Work is well underway on a modern and innovative $350 million satellite production facility near Denver that will belong to aerospace giant Lockheed Martin.
“There are two phases to this project,” says David Brooke, project manager with Hensel Phelps Construction, the company building the 226,000 square foot building.
“Altogether, we are about 60 percent complete,” continues Brooke, noting that the “first phase has all the structural steel, the roofing is nearly complete, as is the building enclosure.”
The Greeley, Colorado-based Hensel Phelps began work on what is being called the Gateway Center in the summer of 2017, building a handsome structure that will house, among other things, an advanced test operations and analysis center, a thermal vacuum chamber to simulate space’s harsh environment, and an anechoic chamber for the testing of sensors and communications systems.
The facility, going up on Lockheed Martin’s Waterton Canyon campus, will see, after its anticipated 2020 opening, the assembly, integration, and testing of national security, scientific, and commercial satellites.
In choosing Hensel Phelps to build the next-generation satellite production facility, the Bethesda, Maryland-based Lockheed Martin decided to go with an experienced entity known for its path-breaking big project public and private sector work.
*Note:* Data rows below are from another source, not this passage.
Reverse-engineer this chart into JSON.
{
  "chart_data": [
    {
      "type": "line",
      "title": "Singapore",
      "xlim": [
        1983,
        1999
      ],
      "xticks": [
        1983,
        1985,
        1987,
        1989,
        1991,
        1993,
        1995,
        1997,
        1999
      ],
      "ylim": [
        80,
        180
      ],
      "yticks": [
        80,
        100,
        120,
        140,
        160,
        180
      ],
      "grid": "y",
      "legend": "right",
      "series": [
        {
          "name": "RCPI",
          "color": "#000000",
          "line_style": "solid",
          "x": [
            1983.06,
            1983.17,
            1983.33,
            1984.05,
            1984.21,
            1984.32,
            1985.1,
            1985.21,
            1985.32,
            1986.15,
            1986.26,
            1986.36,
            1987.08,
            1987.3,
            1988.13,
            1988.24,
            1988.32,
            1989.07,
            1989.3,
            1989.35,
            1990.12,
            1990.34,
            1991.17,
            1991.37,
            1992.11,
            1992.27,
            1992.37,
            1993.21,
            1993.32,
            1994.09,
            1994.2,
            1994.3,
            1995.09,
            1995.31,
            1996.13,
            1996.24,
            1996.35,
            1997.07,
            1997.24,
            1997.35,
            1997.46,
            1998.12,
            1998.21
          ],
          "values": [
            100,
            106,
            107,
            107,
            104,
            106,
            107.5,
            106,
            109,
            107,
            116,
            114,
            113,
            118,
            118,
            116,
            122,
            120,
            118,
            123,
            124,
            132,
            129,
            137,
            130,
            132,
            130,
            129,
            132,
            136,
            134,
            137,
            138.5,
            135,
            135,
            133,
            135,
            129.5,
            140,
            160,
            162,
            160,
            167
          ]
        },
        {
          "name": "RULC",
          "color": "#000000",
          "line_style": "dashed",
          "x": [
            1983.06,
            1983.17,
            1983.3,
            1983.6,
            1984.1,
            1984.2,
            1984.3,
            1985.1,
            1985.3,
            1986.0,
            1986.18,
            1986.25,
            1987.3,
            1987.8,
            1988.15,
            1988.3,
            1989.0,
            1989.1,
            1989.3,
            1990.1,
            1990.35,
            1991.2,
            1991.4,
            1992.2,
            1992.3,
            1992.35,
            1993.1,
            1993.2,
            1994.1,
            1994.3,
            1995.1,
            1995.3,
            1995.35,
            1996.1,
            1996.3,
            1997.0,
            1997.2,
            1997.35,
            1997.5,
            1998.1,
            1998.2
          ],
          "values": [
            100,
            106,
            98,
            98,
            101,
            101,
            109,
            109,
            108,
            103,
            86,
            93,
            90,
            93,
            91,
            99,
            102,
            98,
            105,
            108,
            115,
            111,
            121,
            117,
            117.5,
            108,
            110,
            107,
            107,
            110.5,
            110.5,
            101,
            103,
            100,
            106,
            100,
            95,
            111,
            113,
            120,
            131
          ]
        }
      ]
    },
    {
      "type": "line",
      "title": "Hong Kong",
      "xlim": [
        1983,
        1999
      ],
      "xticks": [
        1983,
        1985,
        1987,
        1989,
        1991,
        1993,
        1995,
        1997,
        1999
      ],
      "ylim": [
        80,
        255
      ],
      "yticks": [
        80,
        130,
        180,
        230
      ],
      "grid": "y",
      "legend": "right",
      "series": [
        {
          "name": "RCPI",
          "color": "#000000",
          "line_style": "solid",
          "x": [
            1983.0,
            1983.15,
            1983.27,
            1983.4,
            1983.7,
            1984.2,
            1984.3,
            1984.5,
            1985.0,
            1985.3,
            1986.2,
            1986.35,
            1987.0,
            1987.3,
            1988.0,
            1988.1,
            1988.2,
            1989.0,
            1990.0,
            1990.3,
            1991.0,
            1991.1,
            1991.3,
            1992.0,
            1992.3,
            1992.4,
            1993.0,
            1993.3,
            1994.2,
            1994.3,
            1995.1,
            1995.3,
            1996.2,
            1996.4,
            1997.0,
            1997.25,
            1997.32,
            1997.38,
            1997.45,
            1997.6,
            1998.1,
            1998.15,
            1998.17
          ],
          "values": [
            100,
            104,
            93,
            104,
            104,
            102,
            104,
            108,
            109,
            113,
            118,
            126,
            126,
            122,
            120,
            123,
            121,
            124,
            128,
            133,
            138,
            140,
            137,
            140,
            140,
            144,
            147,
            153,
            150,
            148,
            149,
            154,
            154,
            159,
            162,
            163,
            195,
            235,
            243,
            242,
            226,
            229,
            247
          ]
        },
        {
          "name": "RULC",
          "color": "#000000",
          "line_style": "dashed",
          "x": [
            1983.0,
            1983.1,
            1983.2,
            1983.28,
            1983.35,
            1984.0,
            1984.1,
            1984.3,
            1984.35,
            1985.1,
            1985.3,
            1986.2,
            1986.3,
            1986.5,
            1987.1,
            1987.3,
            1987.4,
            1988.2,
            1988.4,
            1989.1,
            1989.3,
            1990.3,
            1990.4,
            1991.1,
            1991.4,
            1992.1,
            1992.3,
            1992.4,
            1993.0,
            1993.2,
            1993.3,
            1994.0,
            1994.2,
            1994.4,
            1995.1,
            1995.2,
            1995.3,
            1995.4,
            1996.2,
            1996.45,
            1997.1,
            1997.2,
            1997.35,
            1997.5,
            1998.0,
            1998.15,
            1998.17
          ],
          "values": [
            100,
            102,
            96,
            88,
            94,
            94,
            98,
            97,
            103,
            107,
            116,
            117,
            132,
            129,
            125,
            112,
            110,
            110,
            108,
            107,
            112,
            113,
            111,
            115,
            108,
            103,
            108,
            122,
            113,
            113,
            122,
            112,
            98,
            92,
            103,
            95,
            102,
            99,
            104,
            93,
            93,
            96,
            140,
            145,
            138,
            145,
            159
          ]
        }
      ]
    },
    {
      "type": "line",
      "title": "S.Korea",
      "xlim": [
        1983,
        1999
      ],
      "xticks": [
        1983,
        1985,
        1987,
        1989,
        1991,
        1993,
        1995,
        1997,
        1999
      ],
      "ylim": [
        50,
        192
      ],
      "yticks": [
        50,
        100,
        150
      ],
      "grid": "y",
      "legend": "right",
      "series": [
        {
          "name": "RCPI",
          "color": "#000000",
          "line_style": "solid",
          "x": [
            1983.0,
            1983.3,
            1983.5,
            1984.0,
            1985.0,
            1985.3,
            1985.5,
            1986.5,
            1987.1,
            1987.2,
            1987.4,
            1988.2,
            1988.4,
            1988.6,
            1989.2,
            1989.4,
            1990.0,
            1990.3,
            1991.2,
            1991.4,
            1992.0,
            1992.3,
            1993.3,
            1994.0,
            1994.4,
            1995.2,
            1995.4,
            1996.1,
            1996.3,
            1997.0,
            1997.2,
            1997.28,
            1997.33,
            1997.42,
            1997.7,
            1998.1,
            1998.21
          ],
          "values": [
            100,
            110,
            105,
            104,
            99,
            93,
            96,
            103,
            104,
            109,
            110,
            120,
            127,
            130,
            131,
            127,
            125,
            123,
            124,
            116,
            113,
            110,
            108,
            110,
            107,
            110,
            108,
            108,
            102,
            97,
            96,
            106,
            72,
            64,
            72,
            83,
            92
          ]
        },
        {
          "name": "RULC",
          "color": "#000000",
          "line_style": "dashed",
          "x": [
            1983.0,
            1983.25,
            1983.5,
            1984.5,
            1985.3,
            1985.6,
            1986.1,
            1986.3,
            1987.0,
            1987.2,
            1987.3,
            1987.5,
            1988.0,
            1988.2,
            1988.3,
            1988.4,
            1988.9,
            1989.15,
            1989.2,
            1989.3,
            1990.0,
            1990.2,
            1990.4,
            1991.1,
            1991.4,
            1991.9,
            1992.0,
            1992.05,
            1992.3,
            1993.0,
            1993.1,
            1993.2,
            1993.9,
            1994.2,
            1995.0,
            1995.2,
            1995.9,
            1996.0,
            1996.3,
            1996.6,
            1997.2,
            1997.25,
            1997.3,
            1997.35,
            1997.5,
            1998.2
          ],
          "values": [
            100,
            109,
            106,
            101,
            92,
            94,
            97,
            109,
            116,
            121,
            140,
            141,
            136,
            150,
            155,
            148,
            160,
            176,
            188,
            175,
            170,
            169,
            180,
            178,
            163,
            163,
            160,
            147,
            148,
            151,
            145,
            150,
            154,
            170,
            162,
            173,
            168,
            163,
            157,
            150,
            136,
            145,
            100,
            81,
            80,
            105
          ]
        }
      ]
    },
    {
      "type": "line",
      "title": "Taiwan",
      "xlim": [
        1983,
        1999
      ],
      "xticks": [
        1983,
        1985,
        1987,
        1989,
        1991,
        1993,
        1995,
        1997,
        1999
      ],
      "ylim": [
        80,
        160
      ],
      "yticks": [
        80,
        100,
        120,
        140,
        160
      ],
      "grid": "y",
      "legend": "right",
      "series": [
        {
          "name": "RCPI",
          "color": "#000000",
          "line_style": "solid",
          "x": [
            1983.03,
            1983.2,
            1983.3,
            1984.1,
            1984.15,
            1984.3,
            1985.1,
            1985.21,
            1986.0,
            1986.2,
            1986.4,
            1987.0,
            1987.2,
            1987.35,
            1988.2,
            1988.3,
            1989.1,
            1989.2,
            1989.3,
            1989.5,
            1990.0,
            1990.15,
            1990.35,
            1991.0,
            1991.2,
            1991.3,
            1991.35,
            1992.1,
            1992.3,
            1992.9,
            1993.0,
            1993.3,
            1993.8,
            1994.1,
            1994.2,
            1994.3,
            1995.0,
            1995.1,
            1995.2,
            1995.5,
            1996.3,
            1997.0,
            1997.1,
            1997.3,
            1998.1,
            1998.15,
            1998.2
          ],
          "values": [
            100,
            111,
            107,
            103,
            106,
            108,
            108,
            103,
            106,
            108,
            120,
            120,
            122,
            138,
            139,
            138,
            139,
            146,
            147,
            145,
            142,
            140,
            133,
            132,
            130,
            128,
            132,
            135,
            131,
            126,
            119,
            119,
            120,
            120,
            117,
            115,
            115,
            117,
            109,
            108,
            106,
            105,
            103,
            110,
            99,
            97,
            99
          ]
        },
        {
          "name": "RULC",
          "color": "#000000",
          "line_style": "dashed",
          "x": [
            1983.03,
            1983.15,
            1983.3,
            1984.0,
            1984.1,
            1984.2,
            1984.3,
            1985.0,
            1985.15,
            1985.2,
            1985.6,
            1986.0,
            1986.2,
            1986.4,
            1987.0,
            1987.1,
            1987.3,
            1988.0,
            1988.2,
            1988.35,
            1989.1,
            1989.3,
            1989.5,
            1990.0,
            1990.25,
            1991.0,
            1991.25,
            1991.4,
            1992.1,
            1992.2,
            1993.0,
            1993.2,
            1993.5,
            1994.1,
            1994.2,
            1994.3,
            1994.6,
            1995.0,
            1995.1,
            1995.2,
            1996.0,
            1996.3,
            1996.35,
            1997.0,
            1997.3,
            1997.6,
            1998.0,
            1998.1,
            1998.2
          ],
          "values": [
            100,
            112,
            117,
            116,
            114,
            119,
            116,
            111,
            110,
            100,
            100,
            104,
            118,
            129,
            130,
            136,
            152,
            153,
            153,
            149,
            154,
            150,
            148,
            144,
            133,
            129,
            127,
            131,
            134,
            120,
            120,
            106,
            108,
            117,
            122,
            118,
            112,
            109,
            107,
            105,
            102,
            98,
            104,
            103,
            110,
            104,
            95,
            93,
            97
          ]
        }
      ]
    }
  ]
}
“We’ve worked with Hensel Phelps on other large construction and renovation projects on our Denver campus,” notes Matthew Kramer, the director of external communications for Lockheed Martin. “These include a significant expansion of one of our existing manufacturing buildings and a renovation and update of another existing engineering facility.”
Launched in Greely in 1937 by native Hensel Phelps, the company’s work is seen in thousands of projects throughout Colorado and the country, chalking up, in the process, double-digit revenue growth numbers even during the depths of the Great Recession.
Earlier this year, the Engineering News-Record placed Hensel Phelps on its top 20 U.S.-based contractors list for the preceding year, noting that the company had more than $13.5 billion in active projects as of the end of 2017.
Those numbers, said the publication, are the natural result of Hensel Phelps’ continued prominence in “growing sectors such as technology components and public transportation.”
“It’s hard to avoid entering a major building in Greeley not built by Hensel Phelps Construction Company,” a reporter for the Greeley Daily Tribune noted in 1976, listing a long number of university, public school, hospital and retail space projects the company had successfully completed in its home town.
But that all-encompassing record in the years since has spread well beyond Greeley’s confines, particularly in metro Denver where Hensel Phelps has built such high-profile projects as the expansive downtown shopping mall Denver Pavilions; the more than 100,000 square foot Downtown Aquarium; and the Elitch Gardens Theme and Family Water Park, an ever-expanding amusement park that has regularly attracted more than one million people annually.
The company has also successfully taken on the 1.1 million square foot Hyatt Regency Denver Convention Center; the massive Colorado Convention Center and its subsequent expansion; and the nine-story, 300,000 square foot Denver Health 601 Broadway Hospital Support Services Building.
“We have always had a lot of work going on throughout Colorado,” says Hensel Phelps’ Brooke, noting that the corporate office, through the decades, has remained in Greeley.
“But we also have an office in Denver,” continues Brooke, “as well as district offices across the country.”
Those offices, Brooke noted, are located in Arizona, California, Florida, Hawaii, Texas and Virginia.
Hensel Phelps’ work beyond the Centennial State has seen it on schedule to complete the $250 million main terminal curbside expansion of the Tampa International Airport; the $675 million South Terminal Complex at the Orlando International Airport; and $9.2 million gates 29 and 30 expansion of the San Jose International Airport.
In a celebration of the firm’s 80th anniversary last year published by the Engineering News-Record, Jeffrey Wenaas, the current CEO of Hensel Phelps, noted that Joseph Phelps, the son of the company’s founder, once attributed the company’s success to the caliber of its employees.
“His philosophy was that if you hired the best people, they would take care of the business,” Wenaas said, before adding of the company’s current roster of more than 3,000 employees: “I agree with that wholeheartedly. Our financial strength and longevity are direct results of the pride of ownership our employees take in every job, large or small.”